Last week, we discussed centralized call processing and its benefits and potential pitfalls. In this article, we’ll examine another type of telephony infrastructure design for multisite enterprises: distributed call processing.
Distributed call processing
In contrast to centralized call processing, the distributed call processing model maintains call control intelligence at each site. This means that each physical location where there are IP telephony devices is also equipped with a local call processing device, such as an IP PBX, that provides call control to those devices. The diagram below shows an example of such an arrangement in an enterprise network where each branch has its own IP PBX. The branch office IP PBXs are highlighted in yellow.
Keep in mind that distributing the call control throughout the network does not negate the advantages of inter-site communication using short codes, because VoIP calls between branches can still be routed via the WAN and are therefore exempt from any telephony toll charges. However, there are some particularities with the distributed call processing model to keep in mind.
Built-in call processing redundancy
A distributed call processing telephony architecture, by its very nature, has call processing redundancy built into it. If the WAN link fails at a branch office, the IP phones at that location will not lose their connectivity to the IP PBX because it is on the same premises as the phones.
Inter-site communication will be affected of course, but this can be remedied via a PSTN or mobile backup connection and automated alternate routing (AAR). With such an implementation, employees initiating inter-site calls may not even be aware that any network failure has occurred. Keep in mind, however, that the use of AAR via a PSTN backup will incur telephony toll charges. This is usually not a problem, as any such implementation is used as a backup and is therefore temporary. For more information about PSTN backup connections, see our article about centralized call processing. For information about creating PSTN redundancy by connecting to a mobile network, click here.
Cost is a major factor in determining which call control architecture a business will choose. Centralized call processing may have larger initial costs due to the fact that the call processing infrastructure located at the central site will have to be able to support the sum of all of the VoIP endpoints at all of the sites. Thus, a much larger capacity is needed, and a more expensive system must be procured.
As the number of sites increases, however, a distributed call processing configuration quickly becomes the more expensive choice, because processing infrastructure is duplicated at each site. This is illustrated in the following chart.
This more steeply increasing cost of distributed call processing is not only due to the duplication of equipment, but also to the duplication in necessary facilities such as rack space, power redundancy, air conditioning systems, and related datacenter requirements.
Complexity of implementation and maintenance
Distributed call control can also become more complex than centralized call control, because each IP PBX is an autonomous system and must be configured independently. Any interdependencies that exist between the systems at each site must be double-checked for consistency, as well as for the appropriate interoperability. This can be time-consuming when it comes to implementation, maintenance, modifications, or troubleshooting. This implies additional man-hours for network and telephony administration, which, in turn, translates into more expenses for the enterprise.

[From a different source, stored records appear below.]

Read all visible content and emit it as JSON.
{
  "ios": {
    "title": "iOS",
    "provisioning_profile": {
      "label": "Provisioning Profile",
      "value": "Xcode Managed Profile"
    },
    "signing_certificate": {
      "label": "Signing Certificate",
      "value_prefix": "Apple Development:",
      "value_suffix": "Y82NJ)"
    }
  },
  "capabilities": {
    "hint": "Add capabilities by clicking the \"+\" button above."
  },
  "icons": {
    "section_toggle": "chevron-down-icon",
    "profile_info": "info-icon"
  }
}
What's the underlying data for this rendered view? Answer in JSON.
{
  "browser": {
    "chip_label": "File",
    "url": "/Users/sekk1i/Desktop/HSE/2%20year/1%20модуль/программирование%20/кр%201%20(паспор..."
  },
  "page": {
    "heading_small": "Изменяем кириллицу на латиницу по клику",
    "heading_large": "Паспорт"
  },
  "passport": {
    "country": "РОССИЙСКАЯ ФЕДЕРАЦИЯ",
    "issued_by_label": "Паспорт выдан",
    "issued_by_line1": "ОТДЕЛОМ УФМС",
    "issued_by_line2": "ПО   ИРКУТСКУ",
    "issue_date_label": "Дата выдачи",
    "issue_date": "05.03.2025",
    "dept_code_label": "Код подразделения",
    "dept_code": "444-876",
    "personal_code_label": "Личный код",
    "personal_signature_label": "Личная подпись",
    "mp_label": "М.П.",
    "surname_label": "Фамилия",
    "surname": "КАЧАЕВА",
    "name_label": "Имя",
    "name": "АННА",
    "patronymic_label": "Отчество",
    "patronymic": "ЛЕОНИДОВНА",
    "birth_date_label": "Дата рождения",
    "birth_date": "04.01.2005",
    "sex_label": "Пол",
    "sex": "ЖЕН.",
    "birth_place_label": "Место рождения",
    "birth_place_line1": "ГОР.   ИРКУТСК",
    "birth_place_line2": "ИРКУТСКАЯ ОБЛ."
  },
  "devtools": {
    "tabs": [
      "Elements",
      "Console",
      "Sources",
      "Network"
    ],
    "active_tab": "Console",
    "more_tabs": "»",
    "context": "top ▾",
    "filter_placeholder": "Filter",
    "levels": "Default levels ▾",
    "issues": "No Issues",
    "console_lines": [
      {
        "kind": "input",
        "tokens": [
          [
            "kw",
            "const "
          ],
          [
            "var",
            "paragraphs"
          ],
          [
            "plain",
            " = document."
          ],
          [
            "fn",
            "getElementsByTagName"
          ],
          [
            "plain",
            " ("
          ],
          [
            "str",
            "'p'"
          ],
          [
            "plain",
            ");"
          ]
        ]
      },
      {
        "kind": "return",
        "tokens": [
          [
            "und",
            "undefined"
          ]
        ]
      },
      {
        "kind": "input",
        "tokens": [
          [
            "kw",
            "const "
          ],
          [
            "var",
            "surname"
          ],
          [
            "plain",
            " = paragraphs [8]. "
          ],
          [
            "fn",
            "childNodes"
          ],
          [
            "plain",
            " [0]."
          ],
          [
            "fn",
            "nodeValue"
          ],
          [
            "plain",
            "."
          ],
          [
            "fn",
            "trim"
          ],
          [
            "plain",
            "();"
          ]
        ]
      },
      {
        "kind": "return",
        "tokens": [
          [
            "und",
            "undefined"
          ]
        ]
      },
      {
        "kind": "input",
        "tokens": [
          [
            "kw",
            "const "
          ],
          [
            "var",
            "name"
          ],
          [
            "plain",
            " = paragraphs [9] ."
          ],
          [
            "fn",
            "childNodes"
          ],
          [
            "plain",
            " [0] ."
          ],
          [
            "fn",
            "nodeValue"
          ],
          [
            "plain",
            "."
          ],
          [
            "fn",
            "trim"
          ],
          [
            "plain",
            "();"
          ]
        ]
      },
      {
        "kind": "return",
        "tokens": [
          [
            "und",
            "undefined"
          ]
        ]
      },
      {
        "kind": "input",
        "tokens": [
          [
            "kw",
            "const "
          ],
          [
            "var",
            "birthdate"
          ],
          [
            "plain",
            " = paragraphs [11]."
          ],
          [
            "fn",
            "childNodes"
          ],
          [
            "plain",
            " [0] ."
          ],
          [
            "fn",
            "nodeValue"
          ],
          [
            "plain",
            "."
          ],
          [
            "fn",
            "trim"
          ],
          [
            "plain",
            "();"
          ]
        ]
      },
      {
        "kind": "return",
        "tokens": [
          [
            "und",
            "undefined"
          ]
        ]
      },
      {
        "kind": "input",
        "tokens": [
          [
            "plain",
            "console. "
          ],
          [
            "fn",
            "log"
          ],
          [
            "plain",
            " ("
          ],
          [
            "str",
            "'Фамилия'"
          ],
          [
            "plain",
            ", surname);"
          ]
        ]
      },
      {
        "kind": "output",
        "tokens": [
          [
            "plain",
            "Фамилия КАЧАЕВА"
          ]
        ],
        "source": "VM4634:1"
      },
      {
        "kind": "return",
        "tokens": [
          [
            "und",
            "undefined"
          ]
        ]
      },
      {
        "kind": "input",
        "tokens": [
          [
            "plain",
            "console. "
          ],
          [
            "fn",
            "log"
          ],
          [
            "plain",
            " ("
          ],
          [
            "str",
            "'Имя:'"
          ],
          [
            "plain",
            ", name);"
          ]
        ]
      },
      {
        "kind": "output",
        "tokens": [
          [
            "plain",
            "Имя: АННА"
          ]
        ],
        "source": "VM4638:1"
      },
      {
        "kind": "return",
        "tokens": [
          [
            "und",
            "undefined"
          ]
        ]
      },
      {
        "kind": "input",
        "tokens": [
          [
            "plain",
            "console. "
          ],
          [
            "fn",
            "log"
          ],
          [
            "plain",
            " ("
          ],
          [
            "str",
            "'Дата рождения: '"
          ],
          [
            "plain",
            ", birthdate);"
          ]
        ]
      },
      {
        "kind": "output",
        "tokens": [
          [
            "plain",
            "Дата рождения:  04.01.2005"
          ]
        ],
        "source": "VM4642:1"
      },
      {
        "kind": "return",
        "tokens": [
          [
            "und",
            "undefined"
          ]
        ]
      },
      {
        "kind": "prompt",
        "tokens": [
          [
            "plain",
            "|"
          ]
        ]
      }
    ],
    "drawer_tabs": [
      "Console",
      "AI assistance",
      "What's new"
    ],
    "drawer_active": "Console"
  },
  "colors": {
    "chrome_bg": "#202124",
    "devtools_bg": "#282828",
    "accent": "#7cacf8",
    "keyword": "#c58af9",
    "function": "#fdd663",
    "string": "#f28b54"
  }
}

Centralized vs distributed PSTN connectivity
Another choice to make when implementing a multisite telephony network is that of centralized or distributed PSTN connectivity. As described in our previous article on centralized call processing, what you choose depends on how important the following factors are to your business:
- Reducing costs
- High availability and redundancy
- Consistency in external telephone numbers
- Ease of administration
It’s important to note that the choice of a centralized or distributed call processing architecture does not affect the choice of a centralized or distributed PSTN connectivity arrangement. Both types of PSTN connectivity can be applied to both types of call processing models. The choice boils down to balancing telephony network availability versus cost.
For more details about the different models of PSTN connectivity, including the factors that affect it and the techniques used to maintain the required level of redundancy, refer to our centralized call processing article. Keep in mind that there are other ways to provide redundancy in case the WAN goes down, including connecting your VoIP phone system to a mobile network. Or, check out our article on cost-effective ways to achieve high availability in your VoIP network.
Some additional factors to keep in mind when deploying a distributed IP telephony architecture include:
- The IP PBX and voice gateways for connecting to the PSTN do not necessarily have to be two separate devices. There are many VoIP appliances that incorporate call control and voice gateway capabilities into a single device. These are especially useful and cost effective for smaller-sized branch offices. These dual-role devices can help reduce both network complexity and cost.
- The distributed call control model can make dial plans more complicated. Make sure to take into account the normalization of the dial plan in multisite deployments.
Ultimately, the choice of centralized versus distributed call control comes down to a balance between cost on the one hand, and reliability, redundancy, and availability on the other. Businesses will have to weigh the pros and cons of each scenario against the requirements of the enterprise itself. Then again, there is always the possibility of implementing a hybrid model – more on that in a future article.